Chemperi has become a center of professional education in Kerala. The new Vimal Jyothi Engineering College or Vimaljyothi Engineering College, in Jyothinagar, Chemperi, is affiliated with APJ Abdul Kalam Technological University and is a self-financing engineering college, sanctioned in 2002 by the All India Council For Technical Education. It is one of the premier institutes of technology in Malabar, and recently the college has been ranked among the A grade colleges in Kerala. Later they expanded the institution with management studies with the Vimal Jyothi Institute of Management and Research, It is an educational project of the Archdiocese of Thalassery and is managed by the Meshar Diocesan Educational Trust. Msgr Mathew M Chalil, the Vicar General of the Archdiocese of Tellicherry is the manager of the college. The project includes a management institute, with more rural educational opportunities designed for the future.

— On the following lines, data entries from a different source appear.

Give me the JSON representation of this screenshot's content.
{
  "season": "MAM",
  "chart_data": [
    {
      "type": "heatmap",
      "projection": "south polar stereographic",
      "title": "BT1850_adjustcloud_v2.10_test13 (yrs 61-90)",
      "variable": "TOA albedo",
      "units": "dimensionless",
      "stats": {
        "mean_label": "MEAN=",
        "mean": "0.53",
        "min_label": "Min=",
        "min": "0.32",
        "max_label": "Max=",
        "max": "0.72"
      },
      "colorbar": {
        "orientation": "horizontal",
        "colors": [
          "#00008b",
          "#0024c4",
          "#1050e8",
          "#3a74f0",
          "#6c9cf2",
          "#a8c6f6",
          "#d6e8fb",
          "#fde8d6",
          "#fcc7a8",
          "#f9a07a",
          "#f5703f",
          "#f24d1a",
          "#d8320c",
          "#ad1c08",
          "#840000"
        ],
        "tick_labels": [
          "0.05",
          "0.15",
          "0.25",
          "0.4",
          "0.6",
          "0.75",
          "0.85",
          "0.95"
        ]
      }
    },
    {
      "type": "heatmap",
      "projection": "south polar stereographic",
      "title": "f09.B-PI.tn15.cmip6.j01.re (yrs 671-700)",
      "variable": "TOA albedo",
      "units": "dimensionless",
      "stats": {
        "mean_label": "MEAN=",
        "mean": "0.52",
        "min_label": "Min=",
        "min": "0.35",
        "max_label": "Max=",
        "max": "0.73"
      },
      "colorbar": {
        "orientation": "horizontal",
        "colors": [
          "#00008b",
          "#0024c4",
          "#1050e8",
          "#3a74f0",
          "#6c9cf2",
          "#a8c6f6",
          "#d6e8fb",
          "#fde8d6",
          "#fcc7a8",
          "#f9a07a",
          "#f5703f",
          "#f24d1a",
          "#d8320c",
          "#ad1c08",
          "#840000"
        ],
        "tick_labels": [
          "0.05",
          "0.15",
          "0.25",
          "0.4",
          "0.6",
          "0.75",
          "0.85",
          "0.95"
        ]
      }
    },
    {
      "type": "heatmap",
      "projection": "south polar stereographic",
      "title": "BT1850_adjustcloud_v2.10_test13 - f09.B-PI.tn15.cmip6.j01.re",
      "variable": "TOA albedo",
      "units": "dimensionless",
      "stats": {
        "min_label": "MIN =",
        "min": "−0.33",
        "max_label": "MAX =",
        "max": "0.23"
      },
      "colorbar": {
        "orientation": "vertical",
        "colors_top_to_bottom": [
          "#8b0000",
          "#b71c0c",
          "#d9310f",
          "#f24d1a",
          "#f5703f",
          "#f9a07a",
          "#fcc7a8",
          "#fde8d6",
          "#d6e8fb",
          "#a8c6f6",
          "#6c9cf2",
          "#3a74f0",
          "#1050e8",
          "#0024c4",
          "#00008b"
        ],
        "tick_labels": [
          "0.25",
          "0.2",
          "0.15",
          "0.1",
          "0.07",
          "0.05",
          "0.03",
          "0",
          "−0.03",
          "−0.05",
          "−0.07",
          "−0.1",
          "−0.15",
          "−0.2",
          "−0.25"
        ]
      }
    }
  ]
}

===Schools and colleges===
- Nirmala LP School
- Nirmala UP School
- Nirmala Higher Secondary School
- St. Thomas Public School
- Vimal Jyothi Engineering College
- Vimal Jyothi Institute of Management and Research

==Tourism==
Paithal Mala and Palakkayam Thattu are the tourist attraction near Chemperi, which tourists can visit year round. It is a hill station near Kudianmala, on the Kerala-Karnataka border and is 65 km north of Kannur. According to the Kerala Government Department of Tourism, the place is ideal for trekking, and adventure tourism. Paithal Mala is located at around 1,450 metres (4,700 ft) above sea level. There is a base reception centre at Pottamplavu and a watchtower atop the cliff.

==Health==
Vimala Hospital is the major healthcare provider of modern medicine. All advanced medical treatments, except emergency management, are available. The resident medical officer is Dr. Sandeep C Reddy, MBBS, Fellowship in emergency medicine. There are also other allopathic, ayurvedic and homeopathic clinics in Chemperi.

==Transportation==
Chemperi has a wide network of roads. Hill Highway, the prestigious road of Kerala, passes through Chemperi. There are well-maintained roads connecting Taliparamba, Sreekandapuram, Iritty, Alakode, Kudianmala and Paithalmala. The newly established Kannur International Airport is 35 km from Chemperi. The nearest railway station is Kannur; 50 km away. The nearest port is Mangalore.
The national highway passes through Taliparamba town. Mangalore, Goa and Mumbai can be accessed on the northern side and Cochin and Thiruvananthapuram can be accessed on the southern side. Taliparamba has a good bus station and buses are easily available to all parts of Kannur district. The road to the east of Iritty connects to Mysore and Bangalore. The nearest railway stations are Kannapuram and Kannur on Shoranur-Mangalore Section.
Trains are available to almost all parts of India subject to advance booking over the internet. There are airports at Kannur, Mangalore and Calicut. All of them are international airports though direct flights available only to Middle Eastern countries.